Home Breaking News Oxford and AstraZeneca are making new vaccine for mutant strains

Oxford and AstraZeneca are making new vaccine for mutant strains

3rd Feb 21 1:47 pm

Oxford University scientists and pharmaceutical giant AstraZeneca are working on a new vaccine that will be effective against the new mutant strains.

Oxford/AstraZeneca are confident that they will be releasing the new Covid vaccine by the autumn, as scientists have increasing amounts of evidence the current vaccine is less effective against the South African variant.

The E484K mutation could be less susceptible to vaccines according to studies, although it is expected they will still offer good protection.

Professor Andrew Pollard who is the director of the Oxford vaccine group, said at a briefing hosted by AstraZeneca said, “I think the actual work on designing a new vaccine is very, very quick because it’s essentially just switching out the genetic sequence for the spike protein, for the updated variants.

“And then there’s manufacturing to do and then a small scale study.
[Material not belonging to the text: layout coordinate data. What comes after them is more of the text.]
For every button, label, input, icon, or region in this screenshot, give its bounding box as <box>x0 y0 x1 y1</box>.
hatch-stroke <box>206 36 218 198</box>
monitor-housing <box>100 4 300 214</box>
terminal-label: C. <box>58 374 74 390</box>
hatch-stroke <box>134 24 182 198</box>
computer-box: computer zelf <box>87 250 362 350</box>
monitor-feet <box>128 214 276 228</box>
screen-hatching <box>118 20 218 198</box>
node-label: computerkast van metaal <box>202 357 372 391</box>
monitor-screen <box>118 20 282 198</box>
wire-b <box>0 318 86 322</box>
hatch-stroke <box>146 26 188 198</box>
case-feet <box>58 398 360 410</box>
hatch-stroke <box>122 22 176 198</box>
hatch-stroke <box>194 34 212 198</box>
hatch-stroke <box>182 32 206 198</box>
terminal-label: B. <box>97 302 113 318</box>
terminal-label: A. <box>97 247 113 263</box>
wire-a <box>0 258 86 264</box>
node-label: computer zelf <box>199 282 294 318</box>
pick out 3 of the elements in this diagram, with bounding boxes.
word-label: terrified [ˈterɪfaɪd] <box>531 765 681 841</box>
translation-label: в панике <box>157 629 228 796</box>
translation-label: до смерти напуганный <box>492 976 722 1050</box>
So all of that can be completed in a very short period of time, and the autumn is really the timing for having new vaccines available for use rather than for having the clinical trials run.”

He said that clinical trials for new vaccines will involve “hundreds of people at the most.”

He said, “That’s a discussion which is ongoing with regulators about exactly what the data package is that they would need.

“The reason why it’s such a small number is because with an updated vaccine, the question is whether immune responses still look the same but against the new variants as they emerge.

“We don’t need to run studies on a large scale to prove efficacy. And so that’s why they’re much quicker and much smaller to conduct.”

Sir Mene Pangalos, executive vice president of biopharmaceuticals research and development at AstraZeneca added, “Our ambition is to be ready for the next round of immunisations that may be necessary as we go into next winter.

“That’s what we’re aiming for.”

He added, “We’re very much aiming to try and have something ready by the autumn. So, this year.”

Speaking to the BBC, the Health Secretary Matt Hancock said, “We know from earlier trials that the vaccines are safe and effective at protecting the individual.

“We now know that the Oxford vaccine also reduces transmission and that will help us all to get out of this pandemic, frankly, which is why it is such good news that we should welcome.”